Personal Space Jerry Green - "I Finally Found the Love I Need"
Halloween mixtape hot tip #4: When in doubt, go goth. Goth is basically Halloween disco music made for and by people who tirelessly celebrate the holiday pretty much every day of the year, amirite? Even on Christmas. Lately there's been a delicious resurgence of gloomy gothic pop dance jams inspired by 80's goth/darkwave/ethereal/coldwave and 90's electroclash and stuff. I dunno, I heard some hippers referring to some of it as witch house. Call it what you will, just get some of that crispy darkness and cut it into your mix. Check out Zola Jesus, Salem, Tamaryn...even a little Grimes will do really. A co-worker put on Trust's TRST at the other day, wondering if gothy synthpop was a bit much for a daytime Amoeba sales floor soundtrack. I immediately snagged it for my mix, "Chrissy E" did it for me.
Trust - "Chrissy E"
Halloween mixtape hot tip #5: You probably already know this but the "Monster Mash" is the best song in the history of songs. Bobby "Boris" Pickett's perennial holiday jam just never gets old which is perhaps why it's been covered by the likes of the Beach Boys to The Smashing Pumpkins. Even the Misfits who are in no way short on patent Halloween mixtape material once took a stab at the "Monster Mash". Horror host John Zacherle also honed is own cover on his Halloween novelty album Dinner with Drac in 1958 (recently reissued on CD as a two-fer with his Scary Tales record and other sundry bonus content, just in time for Halloween 2012), but the title track, "Dinner with Drac, Pt. 1", is the perfect alternative to rehashing "Monster Mash" many times over, cover after cover.

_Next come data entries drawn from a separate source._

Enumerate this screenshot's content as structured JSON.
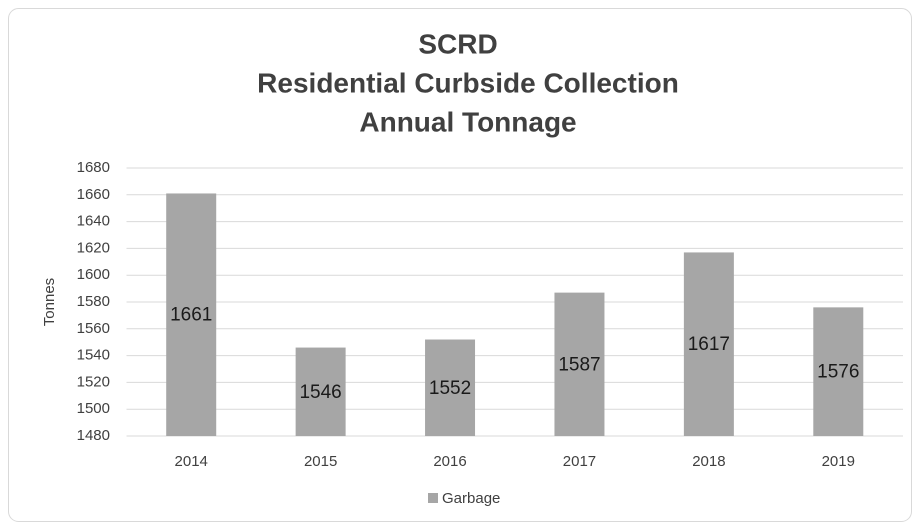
{
  "chart_data": {
    "type": "bar",
    "title": [
      "SCRD",
      "Residential Curbside Collection",
      "Annual Tonnage"
    ],
    "y_label": "Tonnes",
    "categories": [
      "2014",
      "2015",
      "2016",
      "2017",
      "2018",
      "2019"
    ],
    "series": [
      {
        "name": "Garbage",
        "color": "#a6a6a6",
        "values": [
          1661,
          1546,
          1552,
          1587,
          1617,
          1576
        ]
      }
    ],
    "ylim": [
      1480,
      1680
    ],
    "yticks": [
      1480,
      1500,
      1520,
      1540,
      1560,
      1580,
      1600,
      1620,
      1640,
      1660,
      1680
    ],
    "grid": true,
    "legend": "bottom"
  }
}
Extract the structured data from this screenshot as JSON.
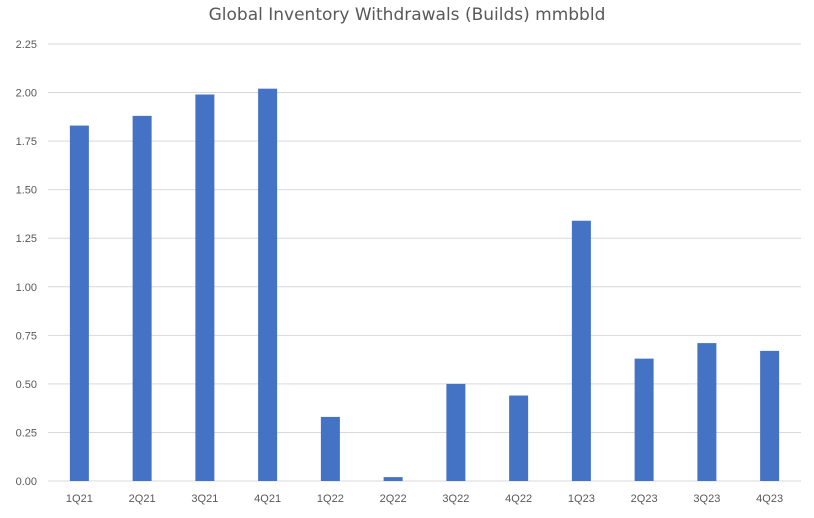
{
  "chart_data": {
    "type": "bar",
    "title": "Global Inventory Withdrawals (Builds) mmbbld",
    "xlabel": "",
    "ylabel": "",
    "categories": [
      "1Q21",
      "2Q21",
      "3Q21",
      "4Q21",
      "1Q22",
      "2Q22",
      "3Q22",
      "4Q22",
      "1Q23",
      "2Q23",
      "3Q23",
      "4Q23"
    ],
    "series": [
      {
        "values": [
          1.83,
          1.88,
          1.99,
          2.02,
          0.33,
          0.02,
          0.5,
          0.44,
          1.34,
          0.63,
          0.71,
          0.67
        ]
      }
    ],
    "ylim": [
      0,
      2.25
    ],
    "yticks": [
      "0.00",
      "0.25",
      "0.50",
      "0.75",
      "1.00",
      "1.25",
      "1.50",
      "1.75",
      "2.00",
      "2.25"
    ],
    "grid": true,
    "legend": "none",
    "bar_color": "#4472C4"
  }
}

John Zacherle - Dinner with Drac, Pt. 1"
Halloween mixtape hot tip #6: A fog of extra dense bass and heaps of Halloween samples and sound effects creep forth from this chunky fat plate o' dub known as Tino's Breaks 6 - Hallowe'en Dub. I've gotten a lot of Halloween mixtape mileage out of this spooky slice of seasonal delight. Chock full of snippets from old Disney records, some choice Vincent Price sound bites and the usual suspects of dollar bin SFX wax, this record offers much in the way of transitioning between oddments when live mixing a Halloween party or putting the party down on tape (or CD or even MD or what have you). My favorites are the opening track "Bats in my Belfry", "It's Halloween Dub" and "Doomsday Dub" (below). If you come across this record on vinyl and you love Halloween, snatch it up! It's a rare find nowadays.
Halloween mixtape hot tip #7: TV themes are go! I'm a glutton for nostalgia and novelty and nothing improves a Halloween mix more than a heady dose of spooky movie/TV soundtrack fare. Even most Sci Fi themes, like that of the Invaders or Dr. Who, can find a place in any thoughtful Halloween mix. But you don't necessarily need to keep it in the Addam's Family realm of obvious cuts, stretch out with one of the many collections of international horror proffered by the Finders Keepers/B-Music label or strike out on a sinister soundtrack safari of your own! This year I'm including the retro intro theme song for Ge Ge Ge no Kintarou -- a 1960's Japanese cartoon about a boy creature and all his kooky monster friends in the graveyard. Sometimes it's not about what you find or how you find it, it just finds you. Happy Halloween!